Из леса им было видно, как огонек второй спички озарил лицо солдата, когда тот поджигал шнур.
– Он оранжевый или зеленый? Полоски на нем есть? – спросил Милко.
Грутас молчал.
Солдат не спеша пошел к машине, смеясь в ответ на оклики товарищей, призывавших его поторопиться. За его спиной на снегу рассыпал искры огнепроводный шнур.
Милко, затаив дыхание, начал считать про себя. Как только машина скрылась из виду, Грутас и Милко бросились к шнуру. Когда они добежали до дверей, огонь уже успел добраться по шнуру до порога. Они не могли разглядеть полоски, пока не подошли совсем близко. Горит со скоростью двеминутыметр, двеминутыметр, двеминутыметр. Грутас финкой рассек шнур надвое.
Милко пробормотал: «В гроб эту ферму!» – и бросился вверх по ступеням внутрь замка по ходу шнура, пристально вглядываясь, нет ли где еще шнуров, еще взрывателей. Он прошел через большой зал ко входу в башню, следуя за шнуром, и наконец нашел то, что искал: этот шнур сращивался с широкой петлей детонирующего шнура. Милко вернулся в большой зал и крикнул:
– У него тут основное кольцо детонирующего шнура. А огнепроводный всего один. И ты его сделал!
Пакеты взрывчатки были уложены вдоль основания башни так, чтобы разрушить ее с помощью одной координирующей петли детонатора.
Советские военные не потрудились запереть дверь, и огонь в камине большого зала все еще горел. Граффити испещряли голые стены, а на полу перед камином красовались кучки кала и валялись комки использованной бумаги – следы прощального акта, совершенного в относительном тепле замка.

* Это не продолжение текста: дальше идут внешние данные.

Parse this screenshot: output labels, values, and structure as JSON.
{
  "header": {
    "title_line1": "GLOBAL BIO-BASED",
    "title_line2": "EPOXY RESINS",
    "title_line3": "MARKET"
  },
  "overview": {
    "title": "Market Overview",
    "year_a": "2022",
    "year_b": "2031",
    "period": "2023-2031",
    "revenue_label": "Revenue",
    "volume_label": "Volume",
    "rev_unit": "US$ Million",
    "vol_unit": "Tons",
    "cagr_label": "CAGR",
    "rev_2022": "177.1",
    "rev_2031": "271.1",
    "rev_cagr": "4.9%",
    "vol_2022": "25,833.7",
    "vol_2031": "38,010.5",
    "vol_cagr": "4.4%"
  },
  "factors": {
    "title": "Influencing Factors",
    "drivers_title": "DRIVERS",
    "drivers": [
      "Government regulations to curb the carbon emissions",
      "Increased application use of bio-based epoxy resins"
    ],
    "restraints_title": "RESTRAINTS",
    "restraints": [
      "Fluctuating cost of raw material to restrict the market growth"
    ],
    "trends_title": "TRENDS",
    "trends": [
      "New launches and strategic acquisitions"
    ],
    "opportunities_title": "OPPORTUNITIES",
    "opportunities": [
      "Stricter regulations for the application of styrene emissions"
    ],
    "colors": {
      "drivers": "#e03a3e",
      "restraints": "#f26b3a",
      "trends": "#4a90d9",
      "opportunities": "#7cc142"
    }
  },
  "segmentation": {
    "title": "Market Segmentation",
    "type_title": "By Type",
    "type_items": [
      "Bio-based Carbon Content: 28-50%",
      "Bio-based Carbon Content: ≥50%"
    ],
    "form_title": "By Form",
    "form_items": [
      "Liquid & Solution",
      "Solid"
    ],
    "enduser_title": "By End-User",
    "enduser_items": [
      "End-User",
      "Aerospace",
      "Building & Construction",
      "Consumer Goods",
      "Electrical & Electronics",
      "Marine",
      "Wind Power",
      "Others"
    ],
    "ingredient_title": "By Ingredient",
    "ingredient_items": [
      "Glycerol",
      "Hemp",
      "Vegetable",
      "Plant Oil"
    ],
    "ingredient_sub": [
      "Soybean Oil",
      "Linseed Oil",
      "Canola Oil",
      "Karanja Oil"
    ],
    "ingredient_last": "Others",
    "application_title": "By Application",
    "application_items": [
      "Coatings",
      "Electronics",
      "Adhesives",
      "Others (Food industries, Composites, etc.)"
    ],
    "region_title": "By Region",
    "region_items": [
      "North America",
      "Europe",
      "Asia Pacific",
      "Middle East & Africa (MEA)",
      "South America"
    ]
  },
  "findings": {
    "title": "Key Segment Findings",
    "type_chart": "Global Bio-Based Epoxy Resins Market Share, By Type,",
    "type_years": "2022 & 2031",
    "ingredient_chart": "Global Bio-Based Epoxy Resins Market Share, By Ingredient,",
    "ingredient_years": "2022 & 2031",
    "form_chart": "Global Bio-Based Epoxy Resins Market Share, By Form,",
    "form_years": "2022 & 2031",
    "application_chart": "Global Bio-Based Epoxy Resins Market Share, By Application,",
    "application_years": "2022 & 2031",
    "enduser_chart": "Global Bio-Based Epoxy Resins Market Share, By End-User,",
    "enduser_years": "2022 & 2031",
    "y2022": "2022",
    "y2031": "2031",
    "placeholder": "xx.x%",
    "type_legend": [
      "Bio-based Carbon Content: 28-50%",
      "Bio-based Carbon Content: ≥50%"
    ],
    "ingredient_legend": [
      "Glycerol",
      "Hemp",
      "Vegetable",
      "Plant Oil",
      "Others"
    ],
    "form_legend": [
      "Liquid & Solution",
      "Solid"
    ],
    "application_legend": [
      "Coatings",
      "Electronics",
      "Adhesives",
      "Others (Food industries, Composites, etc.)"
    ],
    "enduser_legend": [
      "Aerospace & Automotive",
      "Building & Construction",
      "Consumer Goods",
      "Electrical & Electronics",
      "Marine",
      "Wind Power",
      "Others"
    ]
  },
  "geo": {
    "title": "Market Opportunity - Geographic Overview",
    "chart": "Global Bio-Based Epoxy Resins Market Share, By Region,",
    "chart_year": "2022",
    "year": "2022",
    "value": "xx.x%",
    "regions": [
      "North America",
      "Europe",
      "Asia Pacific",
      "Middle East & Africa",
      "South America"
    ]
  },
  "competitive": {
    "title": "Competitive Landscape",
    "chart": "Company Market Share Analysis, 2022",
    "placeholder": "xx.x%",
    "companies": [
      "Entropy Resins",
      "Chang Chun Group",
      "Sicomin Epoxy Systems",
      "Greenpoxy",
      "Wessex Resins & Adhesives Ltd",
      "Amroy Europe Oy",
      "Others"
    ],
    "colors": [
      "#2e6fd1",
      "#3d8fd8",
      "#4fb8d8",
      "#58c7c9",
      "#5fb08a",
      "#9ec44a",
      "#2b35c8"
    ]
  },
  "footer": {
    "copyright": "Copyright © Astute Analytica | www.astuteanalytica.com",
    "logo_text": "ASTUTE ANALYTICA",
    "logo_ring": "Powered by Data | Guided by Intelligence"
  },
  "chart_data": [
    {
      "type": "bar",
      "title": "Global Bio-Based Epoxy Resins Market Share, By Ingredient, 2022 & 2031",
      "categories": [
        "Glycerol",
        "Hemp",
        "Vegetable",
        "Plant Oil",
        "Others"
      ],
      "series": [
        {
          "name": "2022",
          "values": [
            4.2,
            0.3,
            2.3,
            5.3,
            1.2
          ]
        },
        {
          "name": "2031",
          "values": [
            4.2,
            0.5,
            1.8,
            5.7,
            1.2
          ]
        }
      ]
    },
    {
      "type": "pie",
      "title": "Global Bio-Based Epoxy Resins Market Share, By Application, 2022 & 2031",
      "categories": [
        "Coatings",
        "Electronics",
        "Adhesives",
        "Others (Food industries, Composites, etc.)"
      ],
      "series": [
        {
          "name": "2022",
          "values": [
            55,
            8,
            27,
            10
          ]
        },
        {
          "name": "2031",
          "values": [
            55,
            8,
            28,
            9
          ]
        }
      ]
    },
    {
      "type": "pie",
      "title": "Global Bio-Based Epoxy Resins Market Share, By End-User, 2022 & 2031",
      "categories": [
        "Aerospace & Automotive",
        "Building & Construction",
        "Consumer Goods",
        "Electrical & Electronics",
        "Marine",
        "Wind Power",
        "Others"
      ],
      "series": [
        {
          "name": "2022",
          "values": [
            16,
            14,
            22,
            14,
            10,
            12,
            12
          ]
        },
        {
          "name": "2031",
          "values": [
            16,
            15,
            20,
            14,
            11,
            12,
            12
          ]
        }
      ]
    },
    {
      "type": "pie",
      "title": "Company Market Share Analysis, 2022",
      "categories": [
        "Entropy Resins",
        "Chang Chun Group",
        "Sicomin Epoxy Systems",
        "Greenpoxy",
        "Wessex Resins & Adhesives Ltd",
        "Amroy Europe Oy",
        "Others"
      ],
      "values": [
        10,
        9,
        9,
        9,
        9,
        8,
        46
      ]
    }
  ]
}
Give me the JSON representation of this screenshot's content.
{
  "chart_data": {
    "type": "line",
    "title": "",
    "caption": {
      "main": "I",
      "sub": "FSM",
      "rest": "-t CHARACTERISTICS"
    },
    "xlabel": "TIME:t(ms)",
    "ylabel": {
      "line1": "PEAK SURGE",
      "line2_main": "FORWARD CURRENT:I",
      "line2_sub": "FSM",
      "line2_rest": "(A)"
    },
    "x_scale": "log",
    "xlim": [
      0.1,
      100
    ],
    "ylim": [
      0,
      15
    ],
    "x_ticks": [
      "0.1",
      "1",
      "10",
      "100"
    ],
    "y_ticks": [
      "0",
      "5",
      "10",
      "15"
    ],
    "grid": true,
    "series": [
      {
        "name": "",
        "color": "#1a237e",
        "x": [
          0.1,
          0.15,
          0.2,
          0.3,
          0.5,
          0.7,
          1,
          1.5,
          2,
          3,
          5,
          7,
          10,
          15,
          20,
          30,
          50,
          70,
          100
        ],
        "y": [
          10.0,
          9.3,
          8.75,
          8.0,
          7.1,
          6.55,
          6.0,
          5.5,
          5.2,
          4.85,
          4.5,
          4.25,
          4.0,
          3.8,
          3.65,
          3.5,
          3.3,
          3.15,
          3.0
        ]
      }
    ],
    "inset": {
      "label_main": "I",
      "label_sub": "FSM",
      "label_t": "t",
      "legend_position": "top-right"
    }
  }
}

Милко, Грутас и Кольнас обыскали верхние этажи. Грутас махнул Дортлиху рукой, чтобы тот следовал за ним, и спустился по лестнице в подземелье. Решетка, запиравшая вход в винный погреб, была открыта, замок сломан.
У Грутаса с Дортлихом был один фонарь на двоих. Желтый луч отразился от бутылочных осколков, валявшихся на полу. Винный погреб усыпали пустые бутылки из-под тонких выдержанных вин, горлышки у них были попросту отбиты торопливыми выпивохами. Дегустационный стол, опрокинутый передравшимися мародерами, лежал у дальней стены.
– Хрен собачий! – выругался Дортлих. – Вот гады, ни глотка не оставили!
– Помоги-ка, – сказал Грутас.
Вдвоем они отодвинули стол от стены, с хрустом давя подошвами стекло. Отыскали и зажгли валявшуюся позади стола свечу, при свете которой когда-то сцеживали вино.
– А теперь потяни за канделябр, – сказал Грутас более высокому, чем он сам, Дортлиху. – Просто разок потяни, строго вниз.
Стеллаж для винных бутылок отошел от задней стены. Когда он двинулся, Дортлих схватился за пистолет. Грутас зашел в помещение за винным погребом. Дортлих последовал за ним.
– Господи боже ты мой! – произнес Дортлих.
– Давай приведи машину, – сказал Грутас.
10
Литва, 1946 г.
Тринадцатилетний Ганнибал Лектер стоял в полном одиночестве на булыжном краю крепостного рва и бросал хлебные корки в черную воду. Огород, где буйно разрослась когда-то аккуратная живая изгородь, стал сейчас коллективным огородом Народного детского дома. Росла в нем теперь главным образом репа. Крепостной ров и черная поверхность воды в нем были очень важны для Ганнибала. Ров был постоянным, неизменным; черная поверхность воды отражала облака, плывущие мимо зубчатых башен замка Лектер, как они плыли всегда.
Поверх детдомовской формы на Ганнибале была надета штрафная рубашка с намалеванной на ней надписью: «Без игр». Но хотя ему запретили играть с детдомовцами в футбол на поле за пределами двора, он не чувствовал себя обездоленным. Игру прервали, когда битюг Цезарь с русским кучером пересек футбольное поле с нагруженным дровами фургоном. Цезарь радовался Ганнибалу, когда тот мог заходить в конюшню, но репу он не любил.